I am fitting a high order polynomial fit (order 15+) to some simulated training data. I know that features become collinear as i increase the order of polynomial but i do not undersand why my fits are so off ! even in case of collinearity the fits should be reasonable. The issue is not related to size of the training data for example see figures below with lots of training samples
The code is below:
import numpy as np
import matplotlib.pyplot as plt
from sklearn.cross_validation import KFold
import matplotlib.pyplot as plt
% matplotlib inline
def gen_data(num_train):
np.random.seed(100)
trainX = np.float64(np.linspace(1,1.5,num_train))
train_noise = np.float64(np.random.normal(0, 0.1, num_train))
trainY = np.sin(10*trainX) + train_noise
return trainX, trainY
def polynomial_feature(X,order):
for i in range(2,order+1):
X = np.column_stack((X,X[:,0]**i))
return X
def append_bias(X):
num_ins, num_feas = X.shape[0], X.shape[1]
Xb = np.ones((num_ins, num_feas+1))
Xb[:, 1:] = X
return Xb
def l2_closed_form(Xb, y):
num_feas = Xb.shape[1]
return np.dot(np.linalg.inv(np.dot(Xb.T, Xb)), np.dot(Xb.T, y))

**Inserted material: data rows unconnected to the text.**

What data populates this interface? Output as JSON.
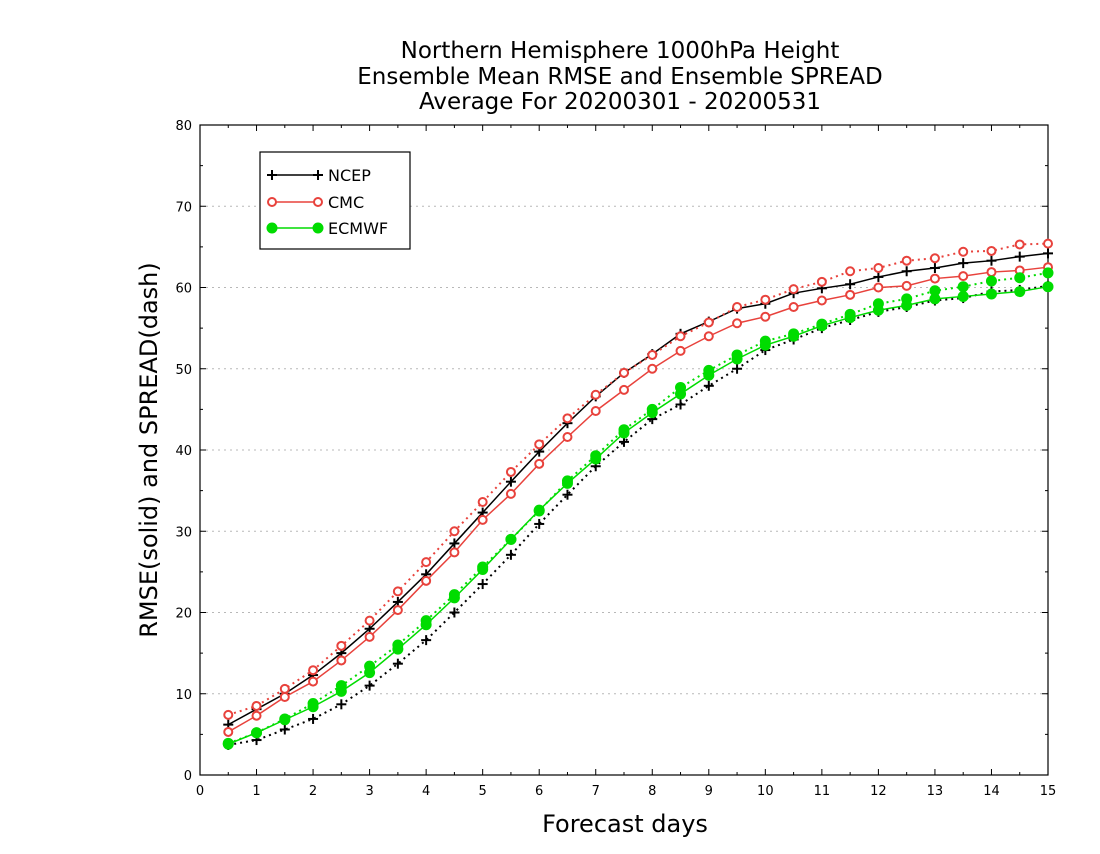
{
  "chart_data": {
    "type": "line",
    "title": [
      "Northern Hemisphere 1000hPa Height",
      "Ensemble Mean RMSE and Ensemble SPREAD",
      "Average For 20200301 - 20200531"
    ],
    "xlabel": "Forecast days",
    "ylabel": "RMSE(solid) and SPREAD(dash)",
    "xlim": [
      0,
      15
    ],
    "ylim": [
      0,
      80
    ],
    "xticks": [
      "0",
      "1",
      "2",
      "3",
      "4",
      "5",
      "6",
      "7",
      "8",
      "9",
      "10",
      "11",
      "12",
      "13",
      "14",
      "15"
    ],
    "yticks": [
      "0",
      "10",
      "20",
      "30",
      "40",
      "50",
      "60",
      "70",
      "80"
    ],
    "grid": "horizontal dotted",
    "legend_position": "top-left",
    "x": [
      0.5,
      1,
      1.5,
      2,
      2.5,
      3,
      3.5,
      4,
      4.5,
      5,
      5.5,
      6,
      6.5,
      7,
      7.5,
      8,
      8.5,
      9,
      9.5,
      10,
      10.5,
      11,
      11.5,
      12,
      12.5,
      13,
      13.5,
      14,
      14.5,
      15
    ],
    "series": [
      {
        "name": "NCEP",
        "color": "#000000",
        "marker": "plus",
        "rmse": [
          6.2,
          8.1,
          10.0,
          12.3,
          15.0,
          18.0,
          21.3,
          24.7,
          28.5,
          32.3,
          36.1,
          39.8,
          43.3,
          46.6,
          49.5,
          51.8,
          54.3,
          55.8,
          57.4,
          58.0,
          59.3,
          59.9,
          60.4,
          61.3,
          62.0,
          62.4,
          63.0,
          63.3,
          63.8,
          64.2
        ],
        "spread": [
          3.7,
          4.3,
          5.6,
          6.9,
          8.7,
          11.0,
          13.7,
          16.6,
          20.0,
          23.5,
          27.1,
          30.9,
          34.5,
          38.0,
          41.0,
          43.8,
          45.6,
          47.9,
          50.0,
          52.3,
          53.6,
          55.0,
          56.0,
          57.0,
          57.6,
          58.4,
          58.7,
          59.5,
          59.7,
          60.2
        ]
      },
      {
        "name": "CMC",
        "color": "#e8423c",
        "marker": "open-circle",
        "rmse": [
          5.3,
          7.3,
          9.6,
          11.5,
          14.1,
          17.0,
          20.3,
          23.9,
          27.4,
          31.4,
          34.6,
          38.3,
          41.6,
          44.8,
          47.4,
          50.0,
          52.2,
          54.0,
          55.6,
          56.4,
          57.6,
          58.4,
          59.1,
          60.0,
          60.2,
          61.1,
          61.4,
          61.9,
          62.1,
          62.5
        ],
        "spread": [
          7.4,
          8.5,
          10.6,
          12.9,
          15.9,
          19.0,
          22.6,
          26.2,
          30.0,
          33.6,
          37.3,
          40.7,
          43.9,
          46.8,
          49.5,
          51.7,
          54.0,
          55.7,
          57.6,
          58.5,
          59.8,
          60.7,
          62.0,
          62.4,
          63.3,
          63.6,
          64.4,
          64.5,
          65.3,
          65.4
        ]
      },
      {
        "name": "ECMWF",
        "color": "#00dc00",
        "marker": "filled-circle",
        "rmse": [
          3.8,
          5.2,
          6.8,
          8.4,
          10.3,
          12.6,
          15.5,
          18.5,
          21.8,
          25.3,
          29.0,
          32.6,
          35.9,
          38.9,
          42.1,
          44.6,
          46.9,
          49.2,
          51.2,
          52.9,
          54.0,
          55.3,
          56.3,
          57.2,
          57.8,
          58.6,
          58.9,
          59.2,
          59.5,
          60.1
        ],
        "spread": [
          3.9,
          5.2,
          6.9,
          8.8,
          11.0,
          13.4,
          16.0,
          19.0,
          22.2,
          25.6,
          29.0,
          32.5,
          36.2,
          39.3,
          42.5,
          45.0,
          47.7,
          49.8,
          51.7,
          53.4,
          54.3,
          55.5,
          56.7,
          58.0,
          58.6,
          59.6,
          60.1,
          60.8,
          61.2,
          61.8
        ]
      }
    ]
  }
}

def plotXY(trainX, trainY, plotX, plotY,title=None):
plt.scatter(trainX[:, 1], trainY, s= 2)
plt.plot(plotX[:, 1], plotY, color = 'k', linewidth=2)
plt.xlabel('x')
plt.ylabel('y')
plt.show()
def q1(trainX, trainY):
theta = l2_closed_form(trainX, trainY)
plotX, _ = gen_data(num_train=1000)
plotX = polynomial_feature(plotX.reshape(-1,1),polynomalOrder)
plotX = append_bias(plotX)
plotY = np.dot(plotX, theta)
plotXY(trainX, trainY, plotX, plotY)
def load_data():
trainX, trainY= gen_data(num_train=15)
trainX = polynomial_feature(trainX.reshape(-1,1),polynomalOrder)
trainX = append_bias(trainX)
return trainX, trainY
polynomalOrder = 15
global polynomalOrder
trainX, trainY = load_data()
q1(trainX, trainY)